Je n'aurai jamais cru ressentir cela, cette colère qui ronge mon âme mais épargne mon corps. Je ne suis plus très sûr d'être encore maître de moi-même. La folie prend part en mon esprit qui me semble si futile et faible. J'aurai pu dans l'absolu lutter contre ce phénomène, me je n'en avais plus ni la force, ni la volonté.
Qui es-tu pour me considérer ainsi comme un objet? Qu'ai-je bien pu faire pour mériter un tel châtiment?

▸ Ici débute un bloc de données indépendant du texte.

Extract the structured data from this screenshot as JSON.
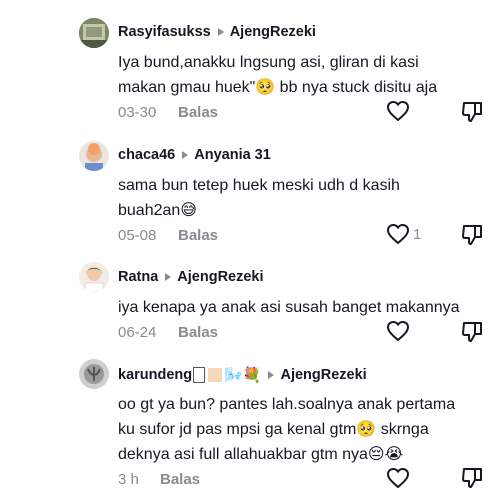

Dès lors que tu as fini ta phrase, je me suis senti comme persécuté, condamné à subir cette beauté que j'avais pu tant chérir à chaque regard. Tes lèvres, tes yeux, ton corps,... Tout ce qui avait pu me paraître si parfait auparavant était devenu à mon égard des armes blanches transperçant mon esprit,
Mais je suis heureux maintenant, c'est bientôt fini. L'abolition de mon martyre est proche et de grands hommes aux plumes blanches se penchent vers moi. Et alors que mon sang se répand sur le sol, j'écris de mon poignet restant, un « Adieu » symbolique, un dernier repentit.
Histoire publiée le 18/01/2011 à 11h34.